Let me introduce myself: (1) Licensed professional engineer in Canada (2) Working for an international power transmission and distribution company with 80K CAD salary, paying tax 33% off (3) specialized in electric power systems (4) 3 years Canadian industrial experience + 5 years post-graduate research experience in power systems field (5) married with no children (6) Canadian master degree in electrical engineering + another master degree from Moscow, Russia

I need help on: (1) What would be my expected salary? (2) How much is avearge living cost, groceries + utilities + outing + gas + movies ect.? (3) How much is apartment cost, 1 bedroom plus den would be fine, not really in high rise, with in-suit laundry? (4) How much would be cost for a used/new car with insurance?

Can I save some money?: The only reason I am thinking to move, because I want to save some money and get ride of my student loans. My salary is mentioned for your reference.

Highly appreciated your time and help.


----------



## Elphaba (Jan 24, 2008)

Many of your queries (cost of living. rent etc) have been answered numerous times (do a search) and are also covered in a sticky thread.

Suggest you contact recruitment agences for details of vacancies and salaries.


Finally, please change your username. You cannot use the website address in your name.

-


----------



## Guest (Jun 18, 2009)

*How can I change user ID?*



Elphaba said:


> Many of your queries (cost of living. rent etc) have been answered numerous times (do a search) and are also covered in a sticky thread.
> 
> Suggest you contact recruitment agences for details of vacancies and salaries.
> 
> ...


Thank you. How can I change my user ID? I am not sure why you are saying my user ID is a web address? Give me one recruiter info.


----------



## Ogri750 (Feb 14, 2008)

You can't use the "expatforum" bit in your username.

As for recruiters you could try some of the following companies

Beresford Blake Thomas
Hill McGlynn
Thatcher Associates
Hays
Energi UK
Duneden

Just a few for you to be getting on with


----------



## Guest (Jun 18, 2009)

*User ID*



Ogri750 said:


> You can't use the "expatforum" bit in your username.
> 
> As for recruiters you could try some of the following companies
> 
> ...


Can you make it to zahidatef? Or do you want me to remove account and then re-register?

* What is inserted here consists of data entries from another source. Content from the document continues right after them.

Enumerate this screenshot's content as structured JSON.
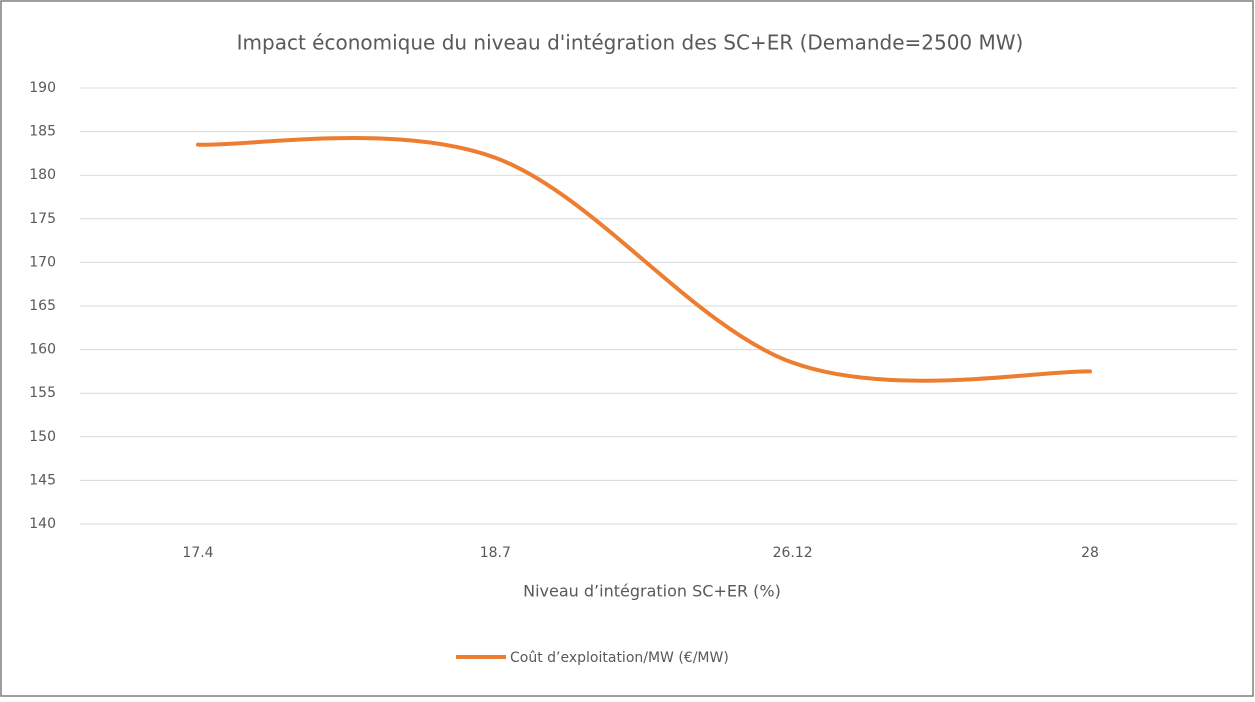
{
  "chart_data": {
    "type": "line",
    "title": "Impact économique du niveau d'intégration des SC+ER (Demande=2500 MW)",
    "x_label": "Niveau d’intégration SC+ER (%)",
    "categories": [
      "17.4",
      "18.7",
      "26.12",
      "28"
    ],
    "series": [
      {
        "name": "Coût d’exploitation/MW (€/MW)",
        "color": "#ed7d31",
        "values": [
          183.5,
          182,
          158.5,
          157.5
        ]
      }
    ],
    "ylim": [
      140,
      190
    ],
    "yticks": [
      140,
      145,
      150,
      155,
      160,
      165,
      170,
      175,
      180,
      185,
      190
    ],
    "grid": true,
    "smooth": true,
    "legend": "bottom"
  }
}
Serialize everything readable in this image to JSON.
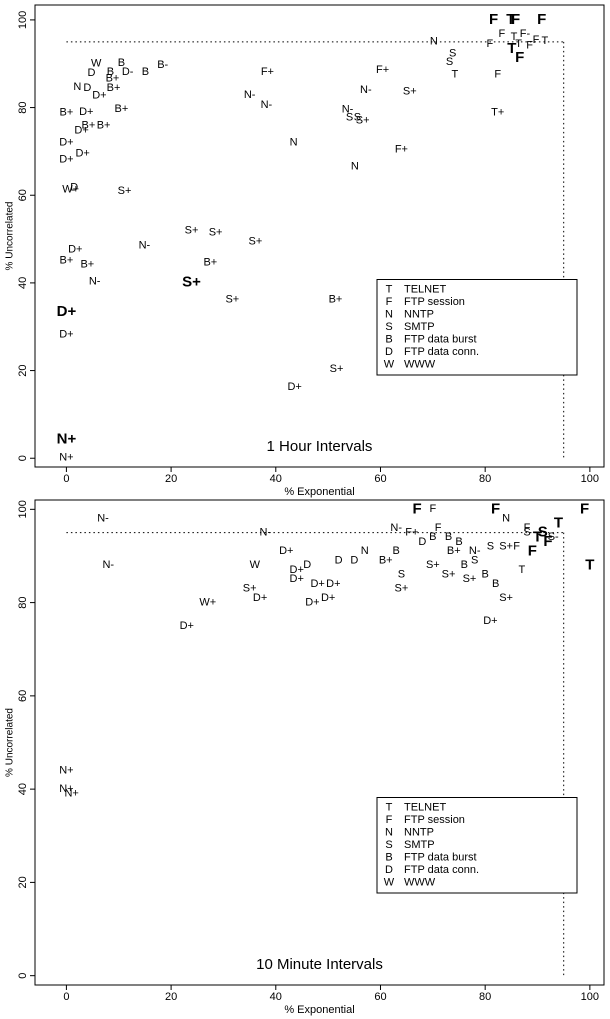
{
  "chart_data": [
    {
      "type": "scatter",
      "annotation": "1 Hour Intervals",
      "xlabel": "% Exponential",
      "ylabel": "% Uncorrelated",
      "xlim": [
        -6,
        102.7
      ],
      "ylim": [
        -2,
        103.4
      ],
      "xticks": [
        0,
        20,
        40,
        60,
        80,
        100
      ],
      "yticks": [
        0,
        20,
        40,
        60,
        80,
        100
      ],
      "hline": 95,
      "vline": 95,
      "legend_position": "lower right",
      "legend": [
        {
          "symbol": "T",
          "name": "TELNET"
        },
        {
          "symbol": "F",
          "name": "FTP session"
        },
        {
          "symbol": "N",
          "name": "NNTP"
        },
        {
          "symbol": "S",
          "name": "SMTP"
        },
        {
          "symbol": "B",
          "name": "FTP data burst"
        },
        {
          "symbol": "D",
          "name": "FTP data conn."
        },
        {
          "symbol": "W",
          "name": "WWW"
        }
      ],
      "points": [
        {
          "label": "F",
          "x": 81.6,
          "y": 100,
          "bold": true
        },
        {
          "label": "T",
          "x": 84.9,
          "y": 100,
          "bold": true
        },
        {
          "label": "F",
          "x": 85.8,
          "y": 100,
          "bold": true
        },
        {
          "label": "F",
          "x": 90.8,
          "y": 100,
          "bold": true
        },
        {
          "label": "N",
          "x": 70.2,
          "y": 95
        },
        {
          "label": "F",
          "x": 83.2,
          "y": 96.8
        },
        {
          "label": "F",
          "x": 80.9,
          "y": 94.5
        },
        {
          "label": "F-",
          "x": 87.6,
          "y": 96.8
        },
        {
          "label": "T",
          "x": 85.5,
          "y": 96.1
        },
        {
          "label": "F",
          "x": 89.7,
          "y": 95.4
        },
        {
          "label": "T",
          "x": 91.4,
          "y": 95.2
        },
        {
          "label": "T",
          "x": 86.4,
          "y": 94.5
        },
        {
          "label": "F",
          "x": 88.5,
          "y": 94.1
        },
        {
          "label": "T",
          "x": 85.1,
          "y": 93.4,
          "bold": true
        },
        {
          "label": "F",
          "x": 86.6,
          "y": 91.3,
          "bold": true
        },
        {
          "label": "S",
          "x": 73.8,
          "y": 92.3
        },
        {
          "label": "S",
          "x": 73.2,
          "y": 90.4
        },
        {
          "label": "T",
          "x": 74.2,
          "y": 87.5
        },
        {
          "label": "F",
          "x": 82.4,
          "y": 87.5
        },
        {
          "label": "W",
          "x": 5.7,
          "y": 90
        },
        {
          "label": "B",
          "x": 10.5,
          "y": 90.2
        },
        {
          "label": "D",
          "x": 4.8,
          "y": 87.9
        },
        {
          "label": "B",
          "x": 8.4,
          "y": 88.1
        },
        {
          "label": "D-",
          "x": 11.7,
          "y": 88.1
        },
        {
          "label": "B",
          "x": 15.1,
          "y": 88.1
        },
        {
          "label": "B-",
          "x": 18.4,
          "y": 89.7
        },
        {
          "label": "B+",
          "x": 8.8,
          "y": 86.6
        },
        {
          "label": "N",
          "x": 2.1,
          "y": 84.7
        },
        {
          "label": "D",
          "x": 4,
          "y": 84.5
        },
        {
          "label": "B+",
          "x": 9,
          "y": 84.5
        },
        {
          "label": "D+",
          "x": 6.3,
          "y": 82.7
        },
        {
          "label": "F+",
          "x": 38.4,
          "y": 88.1
        },
        {
          "label": "N-",
          "x": 57.2,
          "y": 84
        },
        {
          "label": "F+",
          "x": 60.4,
          "y": 88.6
        },
        {
          "label": "S+",
          "x": 65.6,
          "y": 83.6
        },
        {
          "label": "N-",
          "x": 35,
          "y": 82.9
        },
        {
          "label": "N-",
          "x": 38.2,
          "y": 80.6
        },
        {
          "label": "B+",
          "x": 0,
          "y": 78.8
        },
        {
          "label": "D+",
          "x": 3.8,
          "y": 79
        },
        {
          "label": "B+",
          "x": 10.5,
          "y": 79.7
        },
        {
          "label": "N-",
          "x": 53.7,
          "y": 79.5
        },
        {
          "label": "S",
          "x": 54.1,
          "y": 77.7
        },
        {
          "label": "S",
          "x": 55.6,
          "y": 77.7
        },
        {
          "label": "S+",
          "x": 56.6,
          "y": 77
        },
        {
          "label": "T+",
          "x": 82.4,
          "y": 78.8
        },
        {
          "label": "B+",
          "x": 4.2,
          "y": 75.9
        },
        {
          "label": "B+",
          "x": 7.1,
          "y": 75.9
        },
        {
          "label": "D+",
          "x": 2.9,
          "y": 74.7
        },
        {
          "label": "D+",
          "x": 0,
          "y": 72
        },
        {
          "label": "N",
          "x": 43.4,
          "y": 72
        },
        {
          "label": "F+",
          "x": 64,
          "y": 70.4
        },
        {
          "label": "D+",
          "x": 3.1,
          "y": 69.5
        },
        {
          "label": "D+",
          "x": 0,
          "y": 68.1
        },
        {
          "label": "N",
          "x": 55.1,
          "y": 66.5
        },
        {
          "label": "D",
          "x": 1.5,
          "y": 61.7
        },
        {
          "label": "W+",
          "x": 0.8,
          "y": 61.3
        },
        {
          "label": "S+",
          "x": 11.1,
          "y": 61
        },
        {
          "label": "S+",
          "x": 23.9,
          "y": 51.9
        },
        {
          "label": "S+",
          "x": 28.5,
          "y": 51.5
        },
        {
          "label": "S+",
          "x": 36.1,
          "y": 49.4
        },
        {
          "label": "N-",
          "x": 14.9,
          "y": 48.5
        },
        {
          "label": "D+",
          "x": 1.7,
          "y": 47.6
        },
        {
          "label": "B+",
          "x": 0,
          "y": 45.1
        },
        {
          "label": "B+",
          "x": 4,
          "y": 44.2
        },
        {
          "label": "B+",
          "x": 27.5,
          "y": 44.6
        },
        {
          "label": "N-",
          "x": 5.4,
          "y": 40.3
        },
        {
          "label": "S+",
          "x": 23.9,
          "y": 40.1,
          "bold": true
        },
        {
          "label": "S+",
          "x": 31.7,
          "y": 36.2
        },
        {
          "label": "B+",
          "x": 51.4,
          "y": 36.2
        },
        {
          "label": "D+",
          "x": 0,
          "y": 33.3,
          "bold": true
        },
        {
          "label": "D+",
          "x": 0,
          "y": 28.2
        },
        {
          "label": "S+",
          "x": 51.6,
          "y": 20.3
        },
        {
          "label": "D+",
          "x": 43.6,
          "y": 16.2
        },
        {
          "label": "N+",
          "x": 0,
          "y": 4.3,
          "bold": true
        },
        {
          "label": "N+",
          "x": 0,
          "y": 0.2
        }
      ]
    },
    {
      "type": "scatter",
      "annotation": "10 Minute Intervals",
      "xlabel": "% Exponential",
      "ylabel": "% Uncorrelated",
      "xlim": [
        -6,
        102.7
      ],
      "ylim": [
        -2,
        102
      ],
      "xticks": [
        0,
        20,
        40,
        60,
        80,
        100
      ],
      "yticks": [
        0,
        20,
        40,
        60,
        80,
        100
      ],
      "hline": 95,
      "vline": 95,
      "legend_position": "lower right",
      "legend": [
        {
          "symbol": "T",
          "name": "TELNET"
        },
        {
          "symbol": "F",
          "name": "FTP session"
        },
        {
          "symbol": "N",
          "name": "NNTP"
        },
        {
          "symbol": "S",
          "name": "SMTP"
        },
        {
          "symbol": "B",
          "name": "FTP data burst"
        },
        {
          "symbol": "D",
          "name": "FTP data conn."
        },
        {
          "symbol": "W",
          "name": "WWW"
        }
      ],
      "points": [
        {
          "label": "F",
          "x": 67,
          "y": 100,
          "bold": true
        },
        {
          "label": "F",
          "x": 70,
          "y": 100
        },
        {
          "label": "F",
          "x": 82,
          "y": 100,
          "bold": true
        },
        {
          "label": "F",
          "x": 99,
          "y": 100,
          "bold": true
        },
        {
          "label": "N",
          "x": 84,
          "y": 98
        },
        {
          "label": "T",
          "x": 94,
          "y": 97,
          "bold": true
        },
        {
          "label": "F",
          "x": 88,
          "y": 96
        },
        {
          "label": "F",
          "x": 71,
          "y": 96
        },
        {
          "label": "S",
          "x": 88,
          "y": 95
        },
        {
          "label": "S",
          "x": 91,
          "y": 95,
          "bold": true
        },
        {
          "label": "T",
          "x": 90,
          "y": 94,
          "bold": true
        },
        {
          "label": "F",
          "x": 92,
          "y": 93,
          "bold": true
        },
        {
          "label": "S-",
          "x": 93,
          "y": 94
        },
        {
          "label": "F",
          "x": 89,
          "y": 91,
          "bold": true
        },
        {
          "label": "F",
          "x": 86,
          "y": 92
        },
        {
          "label": "N-",
          "x": 7,
          "y": 98
        },
        {
          "label": "N-",
          "x": 38,
          "y": 95
        },
        {
          "label": "N-",
          "x": 8,
          "y": 88
        },
        {
          "label": "W",
          "x": 36,
          "y": 88
        },
        {
          "label": "D+",
          "x": 42,
          "y": 91
        },
        {
          "label": "D",
          "x": 46,
          "y": 88
        },
        {
          "label": "D+",
          "x": 44,
          "y": 87
        },
        {
          "label": "D",
          "x": 52,
          "y": 89
        },
        {
          "label": "D",
          "x": 55,
          "y": 89
        },
        {
          "label": "N",
          "x": 57,
          "y": 91
        },
        {
          "label": "N-",
          "x": 63,
          "y": 96
        },
        {
          "label": "F+",
          "x": 66,
          "y": 95
        },
        {
          "label": "B",
          "x": 70,
          "y": 94
        },
        {
          "label": "D",
          "x": 68,
          "y": 93
        },
        {
          "label": "B",
          "x": 73,
          "y": 94
        },
        {
          "label": "B",
          "x": 75,
          "y": 93
        },
        {
          "label": "B+",
          "x": 74,
          "y": 91
        },
        {
          "label": "N-",
          "x": 78,
          "y": 91
        },
        {
          "label": "S",
          "x": 81,
          "y": 92
        },
        {
          "label": "S+",
          "x": 84,
          "y": 92
        },
        {
          "label": "B",
          "x": 63,
          "y": 91
        },
        {
          "label": "B+",
          "x": 61,
          "y": 89
        },
        {
          "label": "S",
          "x": 78,
          "y": 89
        },
        {
          "label": "D+",
          "x": 44,
          "y": 85
        },
        {
          "label": "D+",
          "x": 48,
          "y": 84
        },
        {
          "label": "D+",
          "x": 51,
          "y": 84
        },
        {
          "label": "D+",
          "x": 50,
          "y": 81
        },
        {
          "label": "D+",
          "x": 47,
          "y": 80
        },
        {
          "label": "S+",
          "x": 35,
          "y": 83
        },
        {
          "label": "D+",
          "x": 37,
          "y": 81
        },
        {
          "label": "W+",
          "x": 27,
          "y": 80
        },
        {
          "label": "D+",
          "x": 23,
          "y": 75
        },
        {
          "label": "S",
          "x": 64,
          "y": 86
        },
        {
          "label": "S+",
          "x": 64,
          "y": 83
        },
        {
          "label": "S+",
          "x": 70,
          "y": 88
        },
        {
          "label": "S+",
          "x": 73,
          "y": 86
        },
        {
          "label": "S+",
          "x": 77,
          "y": 85
        },
        {
          "label": "B",
          "x": 76,
          "y": 88
        },
        {
          "label": "B",
          "x": 80,
          "y": 86
        },
        {
          "label": "D+",
          "x": 81,
          "y": 76
        },
        {
          "label": "S+",
          "x": 84,
          "y": 81
        },
        {
          "label": "B",
          "x": 82,
          "y": 84
        },
        {
          "label": "T",
          "x": 87,
          "y": 87
        },
        {
          "label": "T",
          "x": 100,
          "y": 88,
          "bold": true
        },
        {
          "label": "N+",
          "x": 0,
          "y": 44
        },
        {
          "label": "N+",
          "x": 0,
          "y": 40
        },
        {
          "label": "N+",
          "x": 1,
          "y": 39
        }
      ]
    }
  ]
}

Thanks for the list of recruiters.


----------



## Elphaba (Jan 24, 2008)

zahidatexpatforum said:


> Can you make it to zahidatef? Or do you want me to remove account and then re-register?
> 
> Thanks for the list of recruiters.



Your username will change shortly.

-


----------



## Guest (Jun 18, 2009)

*Got a call from recruiter, asking expected salary!*

I have got a call from a UK recruiter, asking my expected salary in Dubai/Abu Dhabi. Can you help me by giving me some numbers? He was mentioning that someone with my background would be offered in UK from 43-48K. Earliest thanks.


----------